Actualmente al no afrontarse con frecuencia los problemas sociales “según criterios de justicia y moralidad”, sino de acuerdo con criterios económicos e ideológicos, “se está perdiendo en la sociedad la capacidad de decidir según el Bien Común; y esto está provocando, en el individuo, una creciente incapacidad para encuadrar los intereses particulares en una visión coherente del Bien Común” (CA, n. 47).

Principios morales del Bien Común

Bien particular y Bien Común no se contraponen

No puede haber contraposición entre el bien particular y el Bien Común. Este es un principio básico de la antropología que explica el ser del hombre en la singularidad del individuo y en la dimensión social de la persona.

El conflicto se presenta en la vida práctica cuando se trata de armonizar la esfera privada y la esfera pública o en los casos en los que entran en colisión los derechos personales con las exigencias de la sociedad. Cuando se presentan esos dos conflictos la solución no viene por la simplificación de anular una dimensión del hombre, sino por el esfuerzo de salvar las dos. Contraponer bien particular - bien público es optar por una antropología insuficiente y es poner los cimientos de un desorden social. Esta afirmación no va en contra de la disputa acerca de la primacía del Bien Común, puesto que es una discusión en el terreno teórico. Aún en esos casos no debe haber contraposición, puesto que incluso el Bien Común debe respetar la ley natural que rige la conducta singular del individuo.

Aunque es importante que se reconozcan los derechos individuales, no debemos hacerlo a expensas del equilibrio que se debe alcanzar entre los derechos individuales y los derechos de todos a vivir juntos en comunidad. Si pensamos en el equilibrio como en una balanza, debemos sopesar igualmente los derechos individuales y los derechos de toda la comunidad.

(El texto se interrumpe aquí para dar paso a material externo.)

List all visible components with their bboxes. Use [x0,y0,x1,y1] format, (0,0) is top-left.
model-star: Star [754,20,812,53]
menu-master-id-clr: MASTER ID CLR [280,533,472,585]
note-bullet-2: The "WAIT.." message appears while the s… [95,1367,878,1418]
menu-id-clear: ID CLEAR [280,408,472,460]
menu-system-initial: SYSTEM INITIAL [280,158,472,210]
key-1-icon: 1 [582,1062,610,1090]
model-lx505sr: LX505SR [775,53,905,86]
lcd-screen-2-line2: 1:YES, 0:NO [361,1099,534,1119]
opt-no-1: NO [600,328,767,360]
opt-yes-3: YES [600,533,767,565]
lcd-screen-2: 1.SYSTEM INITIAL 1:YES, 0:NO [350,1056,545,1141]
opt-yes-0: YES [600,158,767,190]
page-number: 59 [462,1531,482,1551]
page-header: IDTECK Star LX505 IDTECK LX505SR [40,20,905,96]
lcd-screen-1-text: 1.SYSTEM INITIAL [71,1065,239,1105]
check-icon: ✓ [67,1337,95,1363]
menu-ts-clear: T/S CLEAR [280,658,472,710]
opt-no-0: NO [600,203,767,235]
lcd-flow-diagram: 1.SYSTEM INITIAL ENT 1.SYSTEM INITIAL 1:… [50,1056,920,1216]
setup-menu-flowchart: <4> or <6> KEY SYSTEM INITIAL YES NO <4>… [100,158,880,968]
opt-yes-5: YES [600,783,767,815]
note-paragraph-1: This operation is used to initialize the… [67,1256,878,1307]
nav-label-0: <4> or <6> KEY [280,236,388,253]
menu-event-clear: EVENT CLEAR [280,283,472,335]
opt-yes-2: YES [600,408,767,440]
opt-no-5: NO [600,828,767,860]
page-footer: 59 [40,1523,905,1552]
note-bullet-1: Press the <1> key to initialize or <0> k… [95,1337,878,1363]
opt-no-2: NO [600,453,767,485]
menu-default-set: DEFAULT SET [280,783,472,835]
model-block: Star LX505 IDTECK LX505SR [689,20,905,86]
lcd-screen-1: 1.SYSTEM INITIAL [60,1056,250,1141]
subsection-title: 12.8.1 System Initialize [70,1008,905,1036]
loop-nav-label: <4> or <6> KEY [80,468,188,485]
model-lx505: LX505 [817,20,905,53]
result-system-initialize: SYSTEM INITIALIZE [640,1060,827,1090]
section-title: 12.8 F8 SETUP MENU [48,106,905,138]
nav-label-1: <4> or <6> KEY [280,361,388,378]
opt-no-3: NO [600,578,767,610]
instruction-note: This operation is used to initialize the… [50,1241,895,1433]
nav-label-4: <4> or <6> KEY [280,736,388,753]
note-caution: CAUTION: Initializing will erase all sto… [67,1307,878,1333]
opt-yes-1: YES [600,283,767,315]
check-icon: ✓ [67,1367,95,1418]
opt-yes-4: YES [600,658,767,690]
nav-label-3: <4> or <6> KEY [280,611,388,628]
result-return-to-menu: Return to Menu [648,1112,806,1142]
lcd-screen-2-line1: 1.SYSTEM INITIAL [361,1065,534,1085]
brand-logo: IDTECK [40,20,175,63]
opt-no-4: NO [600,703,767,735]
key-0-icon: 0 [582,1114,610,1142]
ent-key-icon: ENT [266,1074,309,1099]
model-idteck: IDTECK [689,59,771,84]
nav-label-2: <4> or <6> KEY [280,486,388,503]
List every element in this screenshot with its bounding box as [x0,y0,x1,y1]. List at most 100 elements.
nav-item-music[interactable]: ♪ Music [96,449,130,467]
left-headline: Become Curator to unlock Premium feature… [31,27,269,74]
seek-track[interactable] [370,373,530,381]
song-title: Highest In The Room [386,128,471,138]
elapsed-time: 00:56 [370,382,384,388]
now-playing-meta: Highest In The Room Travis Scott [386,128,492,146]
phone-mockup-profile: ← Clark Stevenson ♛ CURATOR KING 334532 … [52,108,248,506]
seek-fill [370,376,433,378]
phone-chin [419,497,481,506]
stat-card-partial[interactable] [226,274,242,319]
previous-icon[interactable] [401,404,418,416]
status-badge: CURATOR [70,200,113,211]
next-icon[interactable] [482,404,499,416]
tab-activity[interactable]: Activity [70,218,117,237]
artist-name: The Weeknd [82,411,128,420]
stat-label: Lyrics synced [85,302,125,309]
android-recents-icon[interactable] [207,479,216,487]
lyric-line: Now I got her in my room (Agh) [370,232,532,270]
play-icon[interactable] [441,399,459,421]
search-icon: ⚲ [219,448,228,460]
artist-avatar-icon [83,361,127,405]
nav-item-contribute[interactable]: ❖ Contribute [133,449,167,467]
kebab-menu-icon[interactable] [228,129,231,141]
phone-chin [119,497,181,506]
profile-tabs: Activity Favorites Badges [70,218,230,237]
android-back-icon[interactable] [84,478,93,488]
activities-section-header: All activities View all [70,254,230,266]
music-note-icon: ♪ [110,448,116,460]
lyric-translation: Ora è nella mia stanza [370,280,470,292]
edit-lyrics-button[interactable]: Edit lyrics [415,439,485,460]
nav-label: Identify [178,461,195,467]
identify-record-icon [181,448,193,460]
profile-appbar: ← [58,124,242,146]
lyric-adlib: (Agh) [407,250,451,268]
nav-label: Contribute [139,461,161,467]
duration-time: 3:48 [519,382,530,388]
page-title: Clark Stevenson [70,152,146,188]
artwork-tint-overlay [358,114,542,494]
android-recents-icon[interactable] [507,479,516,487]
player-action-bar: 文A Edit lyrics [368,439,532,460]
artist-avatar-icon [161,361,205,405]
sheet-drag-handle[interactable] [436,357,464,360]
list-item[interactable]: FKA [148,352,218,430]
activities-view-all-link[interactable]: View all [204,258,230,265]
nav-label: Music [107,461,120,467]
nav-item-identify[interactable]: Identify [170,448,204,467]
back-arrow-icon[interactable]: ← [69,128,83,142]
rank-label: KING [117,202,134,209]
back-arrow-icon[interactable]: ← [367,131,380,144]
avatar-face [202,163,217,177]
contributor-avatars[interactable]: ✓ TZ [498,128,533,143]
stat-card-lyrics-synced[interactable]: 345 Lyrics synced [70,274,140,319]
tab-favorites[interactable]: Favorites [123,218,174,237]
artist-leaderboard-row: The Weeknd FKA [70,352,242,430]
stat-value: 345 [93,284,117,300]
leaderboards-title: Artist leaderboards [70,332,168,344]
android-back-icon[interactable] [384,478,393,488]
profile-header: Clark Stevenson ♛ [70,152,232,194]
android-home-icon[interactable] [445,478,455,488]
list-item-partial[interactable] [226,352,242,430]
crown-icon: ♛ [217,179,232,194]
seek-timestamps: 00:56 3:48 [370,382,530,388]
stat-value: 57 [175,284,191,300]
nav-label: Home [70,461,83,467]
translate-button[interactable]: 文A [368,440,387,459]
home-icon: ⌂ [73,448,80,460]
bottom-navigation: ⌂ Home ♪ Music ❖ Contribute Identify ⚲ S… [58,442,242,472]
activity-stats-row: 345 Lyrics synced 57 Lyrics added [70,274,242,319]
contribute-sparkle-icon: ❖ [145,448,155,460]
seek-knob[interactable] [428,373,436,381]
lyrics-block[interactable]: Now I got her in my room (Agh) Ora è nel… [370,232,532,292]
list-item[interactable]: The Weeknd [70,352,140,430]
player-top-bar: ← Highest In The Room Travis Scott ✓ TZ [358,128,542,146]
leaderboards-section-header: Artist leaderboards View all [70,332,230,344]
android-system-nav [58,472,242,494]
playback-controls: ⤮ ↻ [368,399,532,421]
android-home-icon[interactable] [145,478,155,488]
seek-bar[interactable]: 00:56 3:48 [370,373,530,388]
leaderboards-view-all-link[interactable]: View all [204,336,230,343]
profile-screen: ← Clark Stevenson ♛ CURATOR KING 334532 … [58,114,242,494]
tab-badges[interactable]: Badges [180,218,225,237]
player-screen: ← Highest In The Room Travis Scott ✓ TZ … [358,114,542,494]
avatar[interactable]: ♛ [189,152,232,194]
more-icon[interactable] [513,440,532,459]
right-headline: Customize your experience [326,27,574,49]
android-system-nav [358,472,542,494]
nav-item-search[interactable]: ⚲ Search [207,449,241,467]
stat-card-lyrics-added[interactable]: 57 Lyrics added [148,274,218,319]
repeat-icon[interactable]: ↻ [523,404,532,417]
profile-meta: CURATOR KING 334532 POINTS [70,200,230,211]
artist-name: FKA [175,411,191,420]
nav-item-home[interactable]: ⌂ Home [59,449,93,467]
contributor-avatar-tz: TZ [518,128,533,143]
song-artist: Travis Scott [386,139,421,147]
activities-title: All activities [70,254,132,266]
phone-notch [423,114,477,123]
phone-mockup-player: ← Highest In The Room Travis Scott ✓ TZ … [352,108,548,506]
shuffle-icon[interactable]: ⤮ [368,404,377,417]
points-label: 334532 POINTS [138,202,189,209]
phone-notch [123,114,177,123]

Tenemos leyes de tráfico no porque un individuo tenga derecho a conducir lo más rápidamente posible sino porque, si no se reglamentan los derechos de los individuos, las carreteras serían un caos, por no decir una catástrofe. Por consenso común, hemos convenido parar cuando el semáforo está en rojo y permitir que el tráfico se mueva cuando está en verde.
Renunciamos en cierto sentido al ejercicio de un derecho individual para que se puedan ejercitar los derechos de todos en armonía y paz.

Igualdad de los particulares ante el Bien Común

Los ciudadanos situados en el mismo plano, no pueden ser privilegiados frente a otros, ante el Bien Común y en la misma escala de valores. Este principio condena el tráfico de influencias y mantiene la igualdad de todos los ciudadanos ante a ley. "Los partidos políticos deben promover todo lo que crean que es necesario para el Bien Común; pero nunca es lícito anteponer el propio interés al Bien Común"( GS, n. 75).

Limitaciones de los derechos de los ciudadanos ante las demandas del Bien Común

No confundir el Bien Común con un bien colectivo, puesto que el primero mira por igual al individuo que a la colectividad, pero en ocasiones el Bien Común demanda que el bien particular, ceda ante las exigencias de la colectividad. "Quedando siempre a salvo los derechos primarios y fundamentales, como el de la propiedad, algunas veces el Bien Común impone restricciones a estos derechos" (Pío XI, Firmissimam constantiam, n. 22). En este último caso el propietario debe ser recompensado convenientemente.

El trazado de una carretera puede exigir la expropiación de terrenos particulares.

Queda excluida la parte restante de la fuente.